Desweiteren ist darauf hinzuweisen, dass für Alten- und Pflegeheime keine besonderen Sonderregelungen gelten. Die Vorgaben der Rili-BÄK für die interne Qualitätskontrolle und die Teilnahme an Ringversuchen gelten entsprechend. Falls ein Blutglucosemesssystem mit Teststreifen oder -küvetten verwendet wird, handelt es sich um ein System zur patientennahen Sofortdiagnostik mit Unit-Use-Reagenzien. Für die interne Qualitätskontrolle ist in diesem Fall ggf. ein vereinfachtes Verfahren anwendbar.
Anwendung der Kontinuierlichen Glucosemessung (CGM) in Alten- und Pflegeheimen
Zunehmend mehr Menschen mit Diabetes nutzen zur Verlaufskontrolle Systeme zur kontinuierlichen Glucosemessung (CGM) oder zur automatisierten Insulindosierung (AID), die u.a. ein CGM-System enthalten. Diese sind in der Regel nur für die Eigenanwendung durch Menschen mit Diabetes zweckbestimmt. Bei dieser Zweckbestimmung dürfen in Alten- und Pflegeheimen nur die Bewohner selbst im Rahmen der Eigenanwendung therapeutische Entscheidungen auf Grundlage der CGM-Werte treffen. Insbesondere darf das medizinische Fachpersonal der Einrichtung dann keine therapeutischen Entscheidungen anhand von CGM-Werten treffen. In Fällen, in denen die Therapieführung nicht durch die Menschen mit Diabetes selbst erfolgen kann, wird entsprechend auf Bestimmungen mit Blutglucosemesssystemen zurückgegriffen werden müssen, die dann der Rili-BÄK unterliegen. Eingriffe in ein AID-System dürfen dann auch nicht durch Fachpersonal erfolgen. Gleiches gilt für andere medizinische Einrichtungen, wie Krankenhäuser.

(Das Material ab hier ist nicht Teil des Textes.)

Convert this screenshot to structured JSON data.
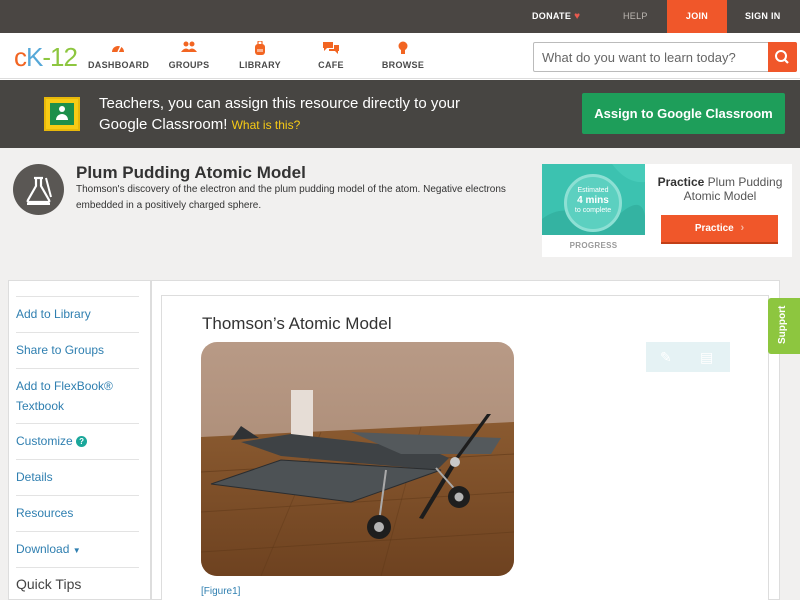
{
  "topbar": {
    "donate": "DONATE",
    "help": "HELP",
    "join": "JOIN",
    "signin": "SIGN IN"
  },
  "nav": {
    "logo": {
      "c": "c",
      "k": "K",
      "dash": "-",
      "n": "12"
    },
    "items": [
      {
        "label": "DASHBOARD",
        "icon": "dashboard-gauge-icon"
      },
      {
        "label": "GROUPS",
        "icon": "groups-people-icon"
      },
      {
        "label": "LIBRARY",
        "icon": "library-backpack-icon"
      },
      {
        "label": "CAFE",
        "icon": "cafe-chat-icon"
      },
      {
        "label": "BROWSE",
        "icon": "browse-bulb-icon"
      }
    ],
    "search_placeholder": "What do you want to learn today?"
  },
  "banner": {
    "text": "Teachers, you can assign this resource directly to your Google Classroom!",
    "what": "What is this?",
    "assign": "Assign to Google Classroom"
  },
  "concept": {
    "title": "Plum Pudding Atomic Model",
    "description": "Thomson's discovery of the electron and the plum pudding model of the atom. Negative electrons embedded in a positively charged sphere."
  },
  "practice": {
    "estimated": "Estimated",
    "mins": "4 mins",
    "to_complete": "to complete",
    "progress": "PROGRESS",
    "title_bold": "Practice",
    "title_rest": "Plum Pudding Atomic Model",
    "button": "Practice"
  },
  "sidebar": {
    "items": [
      "Add to Library",
      "Share to Groups",
      "Add to FlexBook®",
      "Textbook",
      "Customize",
      "Details",
      "Resources",
      "Download"
    ],
    "quick_tips": "Quick Tips"
  },
  "content": {
    "section_title": "Thomson’s Atomic Model",
    "figure_link": "[Figure1]"
  },
  "support": "Support",
  "colors": {
    "accent": "#f0572a",
    "green": "#1e9e5a",
    "link": "#2f7fb0"
  }
}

Da CGM-Systeme nicht als in-vitro-Diagnostika klassifiziert werden, findet die Rili-BÄK für diese keine Anwendung. Vorgaben zur Qualitätssicherung ergeben sich aus dem Beschluss des Gemeinsamen Bundesausschusses (G-BA), veröffentlicht im Bundesanzeiger (BAnz AT 06.09.2016 B3). Wesentliche Voraussetzungen sind dann, dass es sich um ein zugelassenes Medizinprodukt für die kontinuierliche Real-Time-Glucosemessung (rtCGM) handelt, das von entsprechend qualifizierten Fachärzten verordnet wird und in dessen Anwendung die Nutzer hinreichend geschult werden.